Editoriale

Reinventare la speranza (malgrado la crisi), si può se...

I numeri sono disperanti, ma ritrovando valori condivisi, identità comuni, valorizzando le eccellenze e tornando a fare sistema potremmo farcela

Mario  Bozzi Sentieri

di Mario  Bozzi Sentieri

ompito per le (brevi) vacanze estive 2013:  quando ricominceremo ad investire in speranza ?

Il tema è tutt’altro che facile, anche perché i cosiddetti “fondamentali” continuano a  dare segnali negativi. L’ultimo  bollettino della Bce dà cauti segni di …stabilizzazione,  con un  piccolo dettaglio:  a stabilizzarsi è lo spread, mentre l’economia reale langue  ed i tassi di disoccupazione si impennano.

Lo stesso  Presidente del Consiglio, Enrico Letta, pur dispensando ottimismo sull’immancabile,  prossima ripresa,  non ha potuto fare a meno  di sottolineare le difficoltà che ci sono  e che continueranno ad esserci (“questa ripresa – ha detto – rischia di essere una ripresa di crescita senza lavoro”),  paventando, per l’autunno,   tensioni di piazza.

Basta, del resto,  leggere quanto scrive l’ultimo rapporto Svimez, presentato a fine luglio, per avere un quadro disarmante sull’impatto della crisi economica, in particolare  al Sud.

Tra il 2001 e il 2011 oltre 1,3 milioni di persone, di cui 172 mila laureati, ha lasciato le Regioni del Mezzogiorno diretto al Centro-Nord. 180mila persone, di cui 20mila laureati, sono emigrate all'estero. Dal 2012 al 2065 e' previsto un calo di 4,2 milioni di persone nel Sud, a fronte di un aumento di 4,5 nel Centro Nord. La popolazione del Mezzogiorno sul totale crollerà dal 34% di oggi al 27,3%. Di questi, il 53% di quelli che 'spariranno', oltre 2 milioni, avrà  meno di 44 anni, ''decimando '' le Regioni del Sud ''della componente più  vitale, prolifica e produttiva ''.

L’andamento è di un azzeramento delle politiche industriali.
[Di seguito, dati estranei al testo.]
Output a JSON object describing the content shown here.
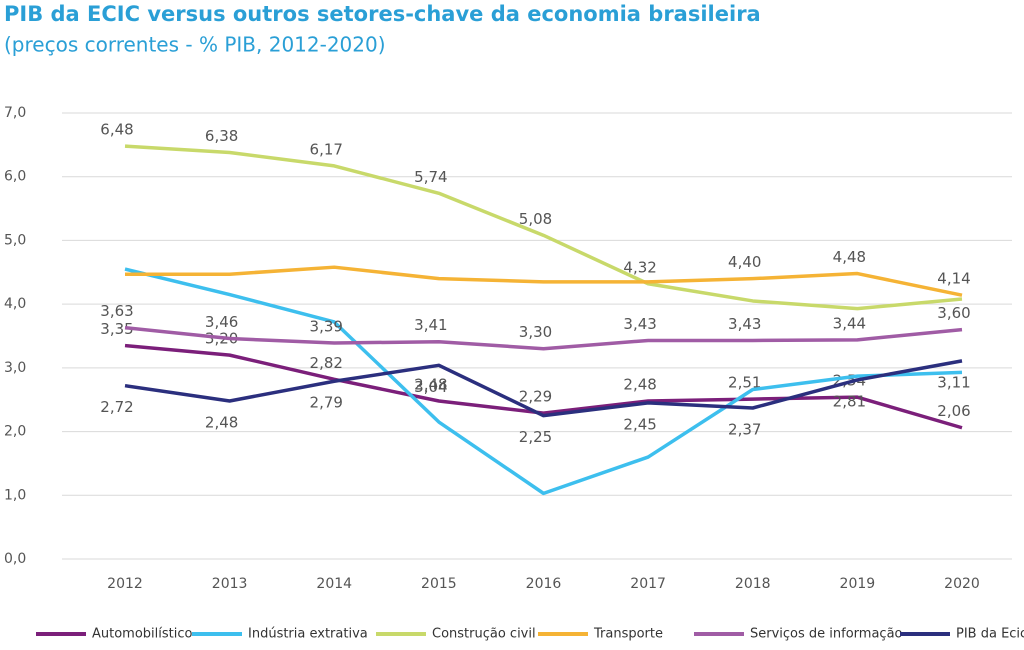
{
  "chart_data": {
    "type": "line",
    "title": "PIB da ECIC versus outros setores-chave da economia brasileira",
    "subtitle": "(preços correntes - % PIB, 2012-2020)",
    "categories": [
      "2012",
      "2013",
      "2014",
      "2015",
      "2016",
      "2017",
      "2018",
      "2019",
      "2020"
    ],
    "ylim": [
      0,
      7
    ],
    "yticks": [
      {
        "value": 0,
        "label": "0,0"
      },
      {
        "value": 1,
        "label": "1,0"
      },
      {
        "value": 2,
        "label": "2,0"
      },
      {
        "value": 3,
        "label": "3,0"
      },
      {
        "value": 4,
        "label": "4,0"
      },
      {
        "value": 5,
        "label": "5,0"
      },
      {
        "value": 6,
        "label": "6,0"
      },
      {
        "value": 7,
        "label": "7,0"
      }
    ],
    "grid": true,
    "legend": "bottom",
    "series": [
      {
        "name": "Automobilístico",
        "color": "#7b1f7a",
        "values": [
          3.35,
          3.2,
          2.82,
          2.48,
          2.29,
          2.48,
          2.51,
          2.54,
          2.06
        ],
        "value_labels": [
          "3,35",
          "3,20",
          "2,82",
          "2,48",
          "2,29",
          "2,48",
          "2,51",
          "2,54",
          "2,06"
        ]
      },
      {
        "name": "Indústria extrativa",
        "color": "#3dbfee",
        "values": [
          4.55,
          4.15,
          3.72,
          2.15,
          1.03,
          1.6,
          2.66,
          2.87,
          2.93
        ]
      },
      {
        "name": "Construção civil",
        "color": "#c8d96a",
        "values": [
          6.48,
          6.38,
          6.17,
          5.74,
          5.08,
          4.32,
          4.05,
          3.93,
          4.08
        ],
        "value_labels": [
          "6,48",
          "6,38",
          "6,17",
          "5,74",
          "5,08",
          "4,32",
          null,
          null,
          null
        ]
      },
      {
        "name": "Transporte",
        "color": "#f5b335",
        "values": [
          4.47,
          4.47,
          4.58,
          4.4,
          4.35,
          4.35,
          4.4,
          4.48,
          4.14
        ],
        "value_labels": [
          null,
          null,
          null,
          null,
          null,
          null,
          "4,40",
          "4,48",
          "4,14"
        ]
      },
      {
        "name": "Serviços de informação",
        "color": "#a05ca5",
        "values": [
          3.63,
          3.46,
          3.39,
          3.41,
          3.3,
          3.43,
          3.43,
          3.44,
          3.6
        ],
        "value_labels": [
          "3,63",
          "3,46",
          "3,39",
          "3,41",
          "3,30",
          "3,43",
          "3,43",
          "3,44",
          "3,60"
        ]
      },
      {
        "name": "PIB da Ecic",
        "color": "#2b2f7e",
        "values": [
          2.72,
          2.48,
          2.79,
          3.04,
          2.25,
          2.45,
          2.37,
          2.81,
          3.11
        ],
        "value_labels": [
          "2,72",
          "2,48",
          "2,79",
          "3,04",
          "2,25",
          "2,45",
          "2,37",
          "2,81",
          "3,11"
        ]
      }
    ]
  }
}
Crollano consumi , investimenti e  risale la disoccupazione ufficiale.

Fin qui la fotografia, oggettivamente fosca anche  per chi voglia intravvedere un barlume di speranza.

Che fare, allora? Facciamo, per questo,  gli struzzi e nascondiamo la testa nella sabbia balneare? Non è proprio possibile dire  qualcosa di più e di meglio rispetto alla prospettiva di qualche taglio di bilancio, della sfibrante querelle sull’IMU, dell’ineluttabilità di un governo che se non ci fosse - parole della sempre presente  Cgia di Mestre – costerebbe agli italiani circa 7 miliardi di nuove tasse ?

Siamo consapevoli che certe “aspettative” non si creano dall’oggi al domani. Insieme alle casse e alle tasche vuote,  la crisi ha  ridotto ogni aspettativa a sterile polemica. Manca l’idea del “fare sistema”. Ed è  questa – in fondo – l’essenza della crisi, che è crisi anche culturale, in questa difficoltà a riconoscerci in comuni riferimenti spirituali, di identità, di appartenenza.

Insieme, magari prima, rispetto alle attese riforme “strutturali” vogliamo cominciare a lavorarci ? Vogliamo iniziare, sotto la dura scorza dei parametri e del Pil, a scavare per ritrovare valori condivisi, identità reali, eccellenze dimenticate, esempi nei quali riconoscersi e da trasmettere specie alle giovani generazioni ?

Chiamiamola mobilitazione culturale, nuova nazionalizzazione, etica collettiva.  Ma iniziamo a cercarla e a lavorarci, a partire dalla Scuola, dalle forme di comunicazione sociale, dai “messaggi” con i quali investire l’opinione pubblica, dalle strutture-partito da rivitalizzare, dall’associazionismo da valorizzare, da una ritrovata volontà di “ricostruzione”, anche politica,  che, in altre epoche, seppe sconfiggere le macerie materiali e spirituali  della guerra mondiale e della guerra civile.

Non è un compito facile – ne siamo consapevoli. Non è neppure un compito da esaurire con le vacanze. L’invito è  di cominciare almeno a “prendere appunti”. Sulla speranza si gioca il futuro, di questa e delle prossime generazioni. Pensiamoci.